Saturday 28 September 2013

Review: R. Stevie Moore – Personal Appeal

R. Stevie Moore – Personal Appeal (Care In the Community Records)
R. Stevie Moore is a DIY underground icon who, since 1968, has released over 400 albums on cassette or CD-R, primarily on his own label. “Personal Appeal” is a compilation (number 42), which selects work spanning 1973–2001 – so the 15 tracks included are only the slightest tip of the iceberg.

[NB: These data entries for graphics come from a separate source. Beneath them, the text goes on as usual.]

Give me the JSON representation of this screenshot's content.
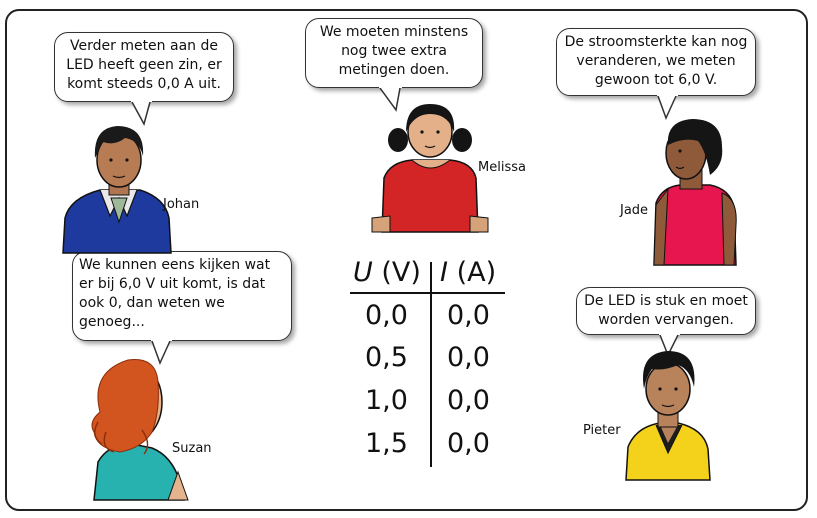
{
  "bubbles": {
    "johan": [
      "Verder meten aan de",
      "LED heeft geen zin, er",
      "komt steeds 0,0 A uit."
    ],
    "melissa": [
      "We moeten minstens",
      "nog twee extra",
      "metingen doen."
    ],
    "jade": [
      "De stroomsterkte kan nog",
      "veranderen, we meten",
      "gewoon tot 6,0 V."
    ],
    "suzan": [
      "We kunnen eens kijken wat",
      "er bij 6,0 V uit komt, is dat",
      "ook 0, dan weten we",
      "genoeg..."
    ],
    "pieter": [
      "De LED is stuk en moet",
      "worden vervangen."
    ]
  },
  "names": {
    "johan": "Johan",
    "melissa": "Melissa",
    "jade": "Jade",
    "suzan": "Suzan",
    "pieter": "Pieter"
  },
  "table": {
    "headers": [
      {
        "symbol": "U",
        "unit": "(V)"
      },
      {
        "symbol": "I",
        "unit": "(A)"
      }
    ],
    "rows": [
      [
        "0,0",
        "0,0"
      ],
      [
        "0,5",
        "0,0"
      ],
      [
        "1,0",
        "0,0"
      ],
      [
        "1,5",
        "0,0"
      ]
    ]
  }
}
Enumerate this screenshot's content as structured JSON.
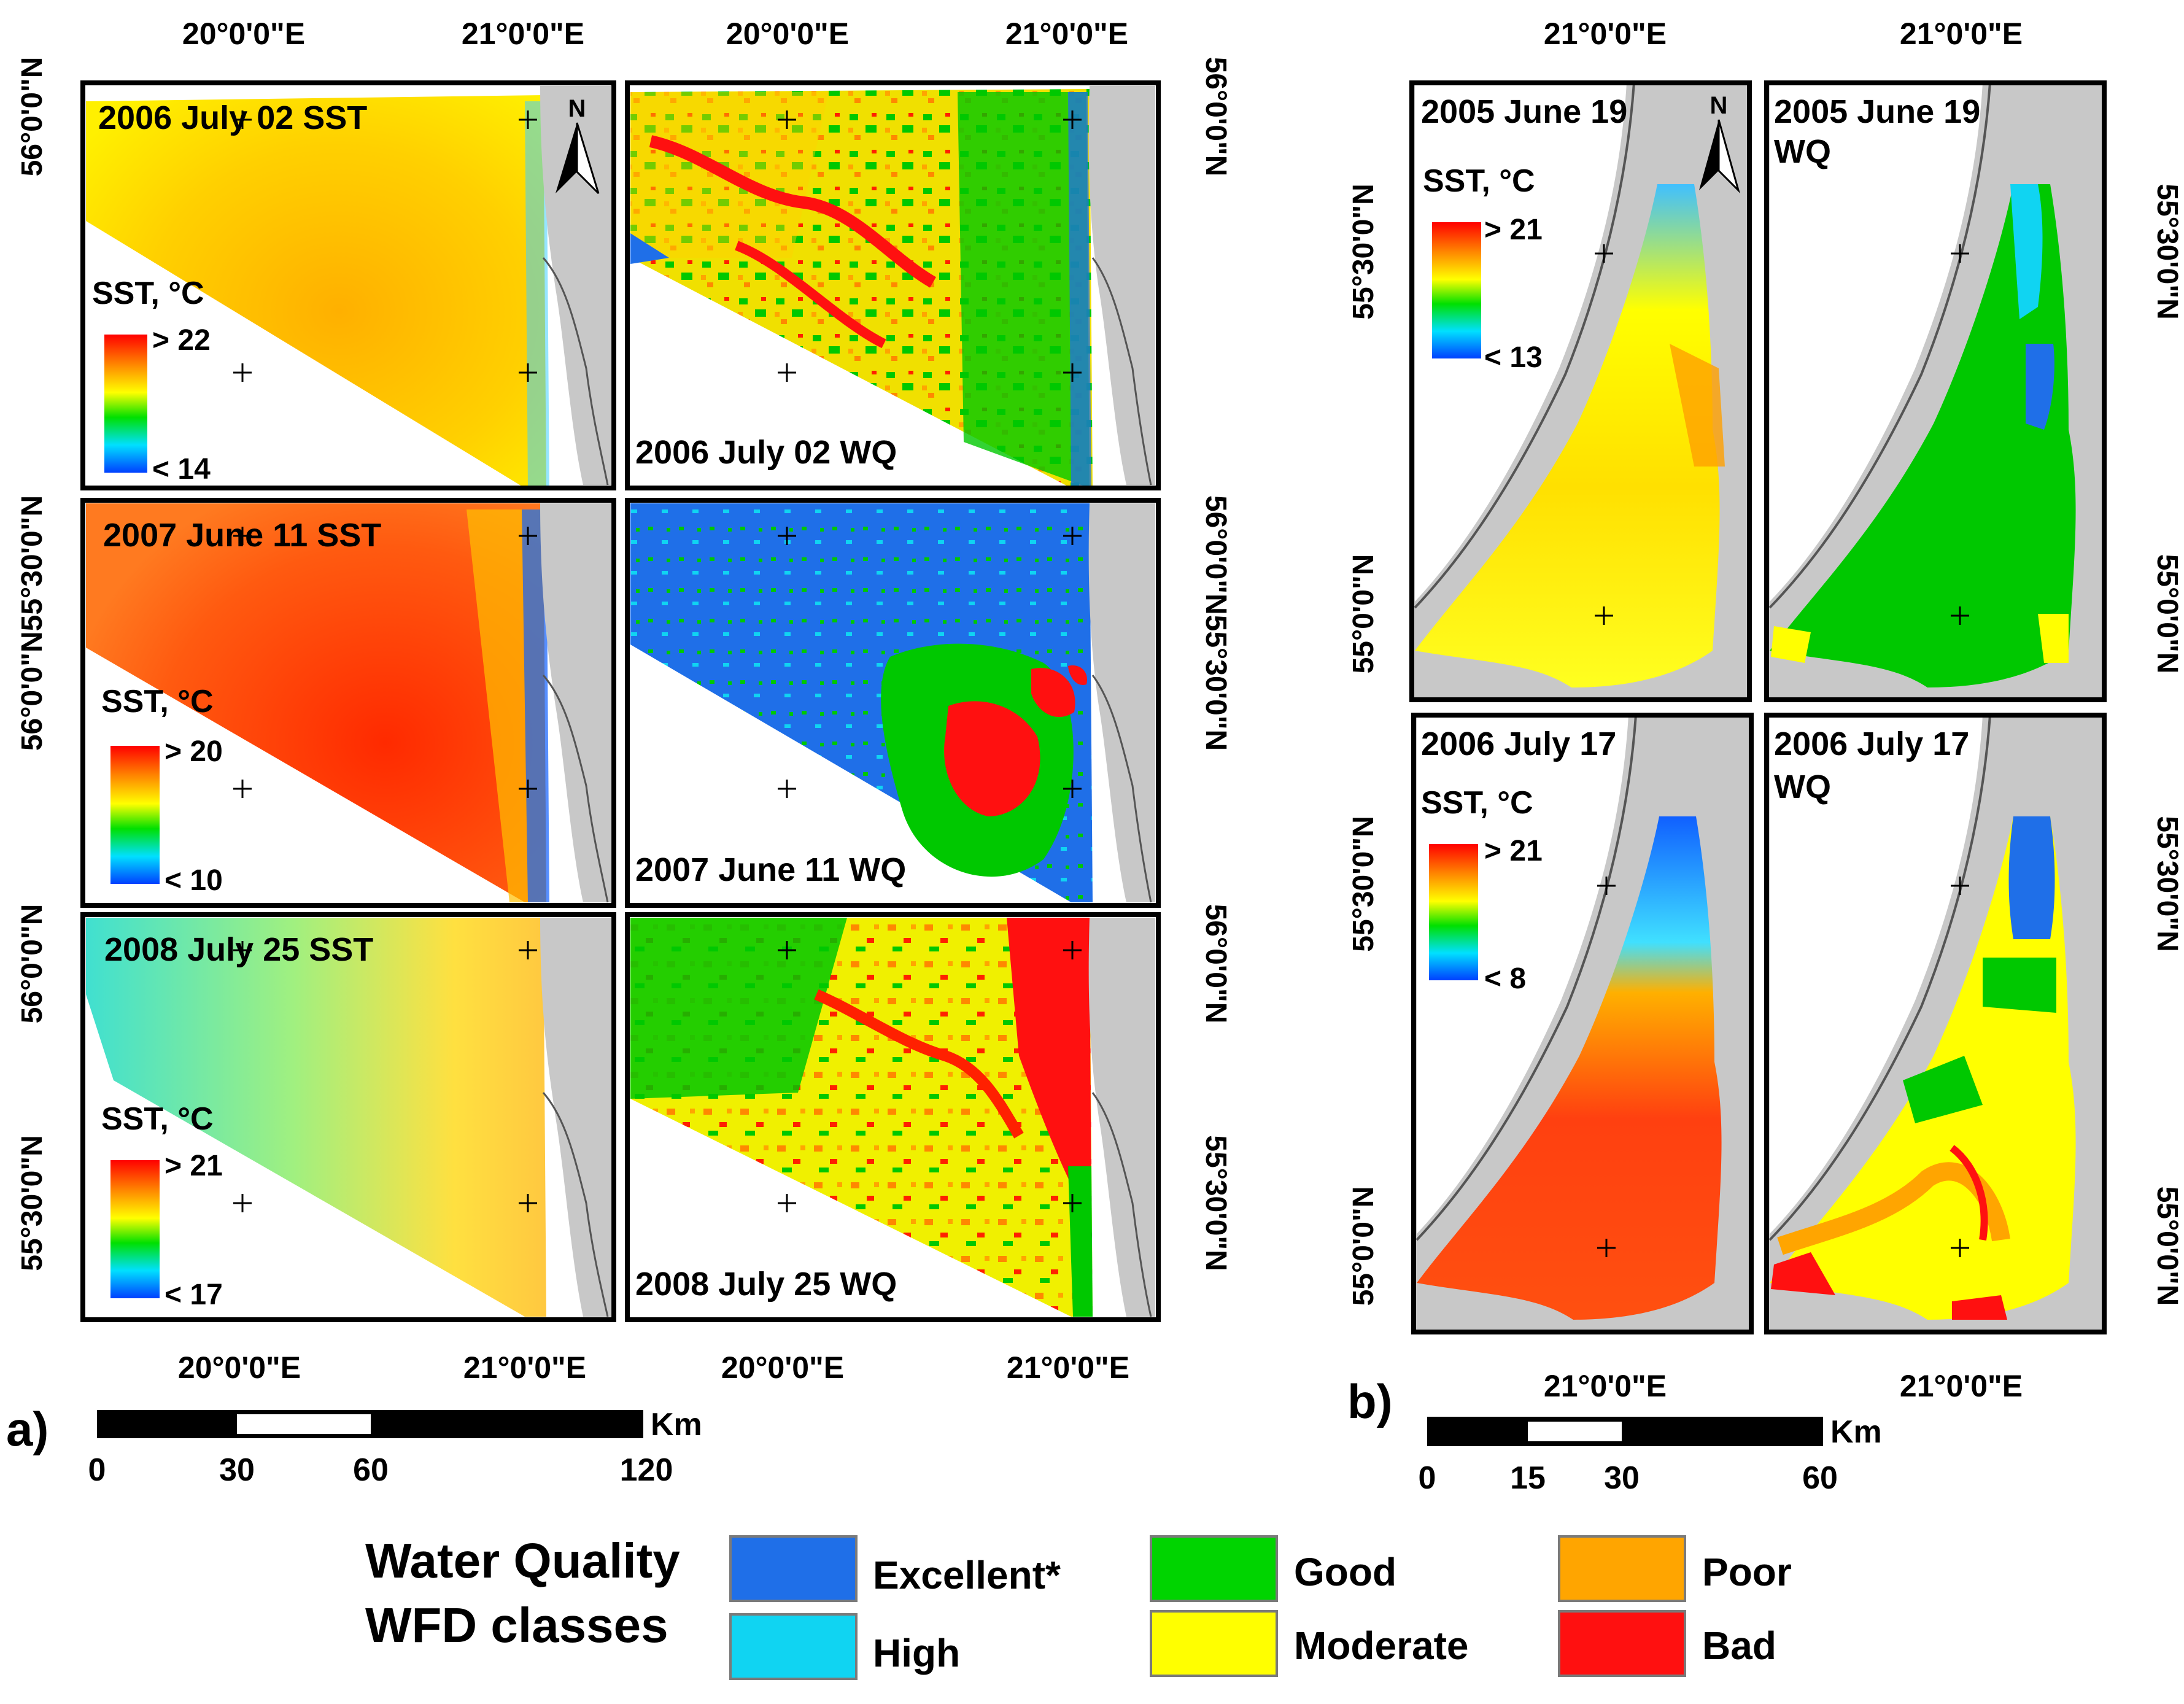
{
  "coords": {
    "lon_20": "20°0'0\"E",
    "lon_21": "21°0'0\"E",
    "lat_5600": "56°0'0\"N",
    "lat_5530": "55°30'0\"N",
    "lat_5500": "55°0'0\"N",
    "lat_pair": "56°0'0\"N55°30'0\"N"
  },
  "panel_a": {
    "label": "a)",
    "maps": [
      {
        "title": "2006 July 02 SST",
        "legend_title": "SST, °C",
        "max": "> 22",
        "min": "< 14"
      },
      {
        "title": "2006 July 02 WQ"
      },
      {
        "title": "2007 June 11 SST",
        "legend_title": "SST, °C",
        "max": "> 20",
        "min": "< 10"
      },
      {
        "title": "2007 June 11 WQ"
      },
      {
        "title": "2008 July 25 SST",
        "legend_title": "SST, °C",
        "max": "> 21",
        "min": "< 17"
      },
      {
        "title": "2008 July 25 WQ"
      }
    ],
    "scalebar": {
      "unit": "Km",
      "ticks": [
        "0",
        "30",
        "60",
        "120"
      ]
    }
  },
  "panel_b": {
    "label": "b)",
    "maps": [
      {
        "title": "2005 June 19",
        "legend_title": "SST, °C",
        "max": "> 21",
        "min": "< 13"
      },
      {
        "title": "2005 June 19",
        "subtitle": "WQ"
      },
      {
        "title": "2006 July 17",
        "legend_title": "SST, °C",
        "max": "> 21",
        "min": "< 8"
      },
      {
        "title": "2006 July 17",
        "subtitle": "WQ"
      }
    ],
    "scalebar": {
      "unit": "Km",
      "ticks": [
        "0",
        "15",
        "30",
        "60"
      ]
    }
  },
  "north_arrow": "N",
  "legend": {
    "title_line1": "Water Quality",
    "title_line2": "WFD classes",
    "classes": [
      {
        "label": "Excellent*",
        "color": "#1f6fe8"
      },
      {
        "label": "High",
        "color": "#10d4f2"
      },
      {
        "label": "Good",
        "color": "#00d400"
      },
      {
        "label": "Moderate",
        "color": "#ffff00"
      },
      {
        "label": "Poor",
        "color": "#ffa500"
      },
      {
        "label": "Bad",
        "color": "#ff1010"
      }
    ]
  },
  "colors": {
    "land": "#c8c8c8",
    "frame": "#000000",
    "sst_ramp": [
      "#ff0000",
      "#ff8800",
      "#ffff00",
      "#00e000",
      "#00e0ff",
      "#0040ff"
    ]
  }
}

In recent years, his work has been compiled by avid fans Ariel Pink (2011) and Tim Burgess (2012).

Esoteric, outsider, unhinged, wild, bizarre, eccentric are all words that could be used to describe Moore and his work, but also philosophic, observational, political, exploratory and cynical would do just as well, and he seems to draw influence from anything and everything.

He clearly holds the work of Brian Wilson in high regard and “I’ve Begun to Fall in Love” is not only is sung in high registers, but shares the same protagonist as “Caroline No”, though it’s laced with a Zappa-esque cadence.

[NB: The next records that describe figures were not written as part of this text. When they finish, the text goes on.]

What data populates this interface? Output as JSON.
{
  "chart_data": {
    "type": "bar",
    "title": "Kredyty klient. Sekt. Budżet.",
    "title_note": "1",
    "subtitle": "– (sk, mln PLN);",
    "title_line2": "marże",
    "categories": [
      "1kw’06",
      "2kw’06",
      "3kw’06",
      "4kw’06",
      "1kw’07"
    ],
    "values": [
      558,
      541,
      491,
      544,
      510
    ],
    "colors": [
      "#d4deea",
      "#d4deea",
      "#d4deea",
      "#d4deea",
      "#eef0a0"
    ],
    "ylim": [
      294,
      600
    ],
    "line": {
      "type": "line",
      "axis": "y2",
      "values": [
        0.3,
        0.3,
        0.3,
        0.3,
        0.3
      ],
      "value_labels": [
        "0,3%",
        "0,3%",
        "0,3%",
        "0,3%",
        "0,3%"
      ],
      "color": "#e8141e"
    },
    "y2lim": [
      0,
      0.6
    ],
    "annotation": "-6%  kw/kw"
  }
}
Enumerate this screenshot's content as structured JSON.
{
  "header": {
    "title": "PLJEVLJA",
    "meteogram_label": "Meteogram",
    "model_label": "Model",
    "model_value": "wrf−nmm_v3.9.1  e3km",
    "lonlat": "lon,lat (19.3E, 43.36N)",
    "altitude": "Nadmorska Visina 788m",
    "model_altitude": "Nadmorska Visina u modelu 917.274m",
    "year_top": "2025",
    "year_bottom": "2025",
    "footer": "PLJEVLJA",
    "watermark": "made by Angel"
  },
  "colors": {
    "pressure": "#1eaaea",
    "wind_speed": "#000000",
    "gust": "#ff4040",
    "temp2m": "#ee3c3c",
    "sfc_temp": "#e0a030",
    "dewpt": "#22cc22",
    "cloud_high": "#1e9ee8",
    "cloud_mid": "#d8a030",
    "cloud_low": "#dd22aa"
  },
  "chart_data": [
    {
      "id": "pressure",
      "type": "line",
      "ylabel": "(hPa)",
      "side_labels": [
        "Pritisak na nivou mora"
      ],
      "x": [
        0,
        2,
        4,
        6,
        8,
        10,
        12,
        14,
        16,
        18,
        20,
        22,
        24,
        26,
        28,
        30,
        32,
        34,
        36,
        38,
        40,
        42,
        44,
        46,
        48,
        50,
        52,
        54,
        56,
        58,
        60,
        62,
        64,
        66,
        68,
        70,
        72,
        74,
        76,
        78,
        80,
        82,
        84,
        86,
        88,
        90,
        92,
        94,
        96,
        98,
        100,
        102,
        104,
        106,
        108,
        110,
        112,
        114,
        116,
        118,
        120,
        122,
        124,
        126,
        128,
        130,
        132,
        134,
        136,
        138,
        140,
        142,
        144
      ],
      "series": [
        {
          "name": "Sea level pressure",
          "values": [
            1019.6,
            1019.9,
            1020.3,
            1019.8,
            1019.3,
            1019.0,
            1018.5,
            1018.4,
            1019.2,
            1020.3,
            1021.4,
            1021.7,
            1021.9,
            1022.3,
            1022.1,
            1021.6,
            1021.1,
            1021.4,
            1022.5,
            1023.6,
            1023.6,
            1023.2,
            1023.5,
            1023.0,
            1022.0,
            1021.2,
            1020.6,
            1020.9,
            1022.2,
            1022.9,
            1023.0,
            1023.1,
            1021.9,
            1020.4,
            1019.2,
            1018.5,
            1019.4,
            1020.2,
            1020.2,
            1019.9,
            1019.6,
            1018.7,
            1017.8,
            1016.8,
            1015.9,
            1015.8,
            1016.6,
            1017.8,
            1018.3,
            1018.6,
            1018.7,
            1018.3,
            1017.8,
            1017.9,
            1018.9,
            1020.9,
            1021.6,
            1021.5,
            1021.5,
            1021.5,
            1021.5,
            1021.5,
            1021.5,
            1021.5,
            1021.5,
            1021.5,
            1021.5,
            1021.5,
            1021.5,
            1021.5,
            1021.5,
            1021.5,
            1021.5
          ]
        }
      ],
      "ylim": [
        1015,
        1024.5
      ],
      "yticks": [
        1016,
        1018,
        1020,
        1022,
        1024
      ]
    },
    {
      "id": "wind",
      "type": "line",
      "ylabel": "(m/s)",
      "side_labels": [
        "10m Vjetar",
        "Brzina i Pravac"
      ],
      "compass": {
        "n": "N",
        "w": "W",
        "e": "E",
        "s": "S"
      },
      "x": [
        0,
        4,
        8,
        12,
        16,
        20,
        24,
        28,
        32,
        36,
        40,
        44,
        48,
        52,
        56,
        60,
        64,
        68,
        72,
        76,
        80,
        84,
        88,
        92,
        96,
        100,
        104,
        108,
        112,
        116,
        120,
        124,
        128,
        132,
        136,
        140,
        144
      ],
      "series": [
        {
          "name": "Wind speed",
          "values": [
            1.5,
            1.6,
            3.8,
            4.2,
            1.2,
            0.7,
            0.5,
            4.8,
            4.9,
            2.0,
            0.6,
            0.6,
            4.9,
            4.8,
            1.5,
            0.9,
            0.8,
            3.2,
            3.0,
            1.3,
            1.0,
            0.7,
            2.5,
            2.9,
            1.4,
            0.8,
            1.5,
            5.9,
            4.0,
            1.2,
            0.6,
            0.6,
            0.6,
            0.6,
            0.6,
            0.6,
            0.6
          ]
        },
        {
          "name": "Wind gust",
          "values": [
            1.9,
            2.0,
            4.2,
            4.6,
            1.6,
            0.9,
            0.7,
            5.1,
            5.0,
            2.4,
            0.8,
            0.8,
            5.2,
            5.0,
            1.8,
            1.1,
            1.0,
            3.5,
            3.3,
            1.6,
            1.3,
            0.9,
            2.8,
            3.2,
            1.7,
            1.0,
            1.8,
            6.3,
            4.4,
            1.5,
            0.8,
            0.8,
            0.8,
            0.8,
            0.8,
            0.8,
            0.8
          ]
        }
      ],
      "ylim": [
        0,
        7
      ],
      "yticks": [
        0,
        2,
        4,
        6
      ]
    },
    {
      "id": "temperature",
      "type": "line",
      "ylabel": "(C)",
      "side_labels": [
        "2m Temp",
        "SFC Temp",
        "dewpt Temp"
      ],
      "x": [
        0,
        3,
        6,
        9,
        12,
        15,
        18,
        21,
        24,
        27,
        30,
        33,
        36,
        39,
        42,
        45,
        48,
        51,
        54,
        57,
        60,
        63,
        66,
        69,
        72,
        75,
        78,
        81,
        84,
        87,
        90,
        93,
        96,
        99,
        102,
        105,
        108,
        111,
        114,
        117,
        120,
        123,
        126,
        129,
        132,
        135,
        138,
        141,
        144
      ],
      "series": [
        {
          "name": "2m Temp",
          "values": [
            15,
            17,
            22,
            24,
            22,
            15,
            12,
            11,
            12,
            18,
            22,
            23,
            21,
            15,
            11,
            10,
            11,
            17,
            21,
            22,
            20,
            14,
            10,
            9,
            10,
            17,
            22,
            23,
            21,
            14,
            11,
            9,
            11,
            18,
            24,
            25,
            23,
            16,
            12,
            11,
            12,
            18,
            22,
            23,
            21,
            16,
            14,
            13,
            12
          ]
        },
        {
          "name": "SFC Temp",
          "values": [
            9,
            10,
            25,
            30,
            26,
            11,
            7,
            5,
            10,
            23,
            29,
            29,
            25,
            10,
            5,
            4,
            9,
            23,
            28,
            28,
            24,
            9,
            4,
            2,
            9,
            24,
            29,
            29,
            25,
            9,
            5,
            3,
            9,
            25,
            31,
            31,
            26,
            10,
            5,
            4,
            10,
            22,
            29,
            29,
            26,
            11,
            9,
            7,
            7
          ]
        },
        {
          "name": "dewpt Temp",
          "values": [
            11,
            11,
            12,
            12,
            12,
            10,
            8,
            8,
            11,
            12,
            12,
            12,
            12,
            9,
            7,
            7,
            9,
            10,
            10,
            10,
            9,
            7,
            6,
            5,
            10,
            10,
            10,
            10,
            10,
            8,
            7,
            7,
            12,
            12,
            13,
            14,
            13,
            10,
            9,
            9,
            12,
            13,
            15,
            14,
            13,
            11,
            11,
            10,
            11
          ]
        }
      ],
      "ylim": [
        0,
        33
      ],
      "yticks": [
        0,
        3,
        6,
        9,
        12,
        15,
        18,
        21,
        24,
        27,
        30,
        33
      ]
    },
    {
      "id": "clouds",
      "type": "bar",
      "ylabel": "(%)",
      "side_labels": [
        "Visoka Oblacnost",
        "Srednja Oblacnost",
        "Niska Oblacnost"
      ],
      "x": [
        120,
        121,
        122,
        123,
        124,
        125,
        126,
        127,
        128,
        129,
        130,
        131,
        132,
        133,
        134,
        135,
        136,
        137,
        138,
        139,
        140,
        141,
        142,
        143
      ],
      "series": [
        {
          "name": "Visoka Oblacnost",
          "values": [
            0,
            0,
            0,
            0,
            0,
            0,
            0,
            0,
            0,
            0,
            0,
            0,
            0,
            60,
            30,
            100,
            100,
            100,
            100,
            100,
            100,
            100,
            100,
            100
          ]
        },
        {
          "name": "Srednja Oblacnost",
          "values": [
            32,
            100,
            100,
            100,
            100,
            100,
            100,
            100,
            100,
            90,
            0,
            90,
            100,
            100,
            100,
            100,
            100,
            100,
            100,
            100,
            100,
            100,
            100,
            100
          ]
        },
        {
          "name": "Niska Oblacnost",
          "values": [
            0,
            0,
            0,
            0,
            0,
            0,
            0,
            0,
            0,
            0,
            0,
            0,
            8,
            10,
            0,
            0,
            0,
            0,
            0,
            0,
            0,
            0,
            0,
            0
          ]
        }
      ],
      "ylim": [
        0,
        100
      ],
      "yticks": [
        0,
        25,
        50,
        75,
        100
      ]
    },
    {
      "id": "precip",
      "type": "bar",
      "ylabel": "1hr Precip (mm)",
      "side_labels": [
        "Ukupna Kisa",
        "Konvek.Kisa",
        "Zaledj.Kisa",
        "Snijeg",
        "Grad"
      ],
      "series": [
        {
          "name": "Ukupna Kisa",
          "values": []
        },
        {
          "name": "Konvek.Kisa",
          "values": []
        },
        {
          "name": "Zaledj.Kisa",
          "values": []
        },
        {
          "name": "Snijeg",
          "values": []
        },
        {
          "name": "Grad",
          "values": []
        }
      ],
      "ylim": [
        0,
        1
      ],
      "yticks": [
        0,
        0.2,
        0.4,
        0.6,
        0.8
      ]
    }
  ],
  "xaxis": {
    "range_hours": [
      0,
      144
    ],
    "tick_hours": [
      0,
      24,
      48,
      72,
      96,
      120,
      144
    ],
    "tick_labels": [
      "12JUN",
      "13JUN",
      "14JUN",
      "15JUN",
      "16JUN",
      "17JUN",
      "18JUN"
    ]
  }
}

The fallibility of the recording process itself is lampooned in “Structure of Love”, where he reveals the reason for the music stopping as a splicing issue - which is resolved before the tune recommences!
“The Picture”, a voyeuristic tale of masturbation, that deems the picture in question as a more than adequate replacement for the terminated relationship.

“Quarter Peep Show” is a moog meets country absurdist hoedown, “Treat Me” melds free jazz with garage pop, and “Copy Me” cleverly has the lo-fi drum-machinations of a photocopier.

There is much amusement to be sought in Moore’s abstract and madcap juxtapositions but there’s also a great passion for popular music and a deal to be revered.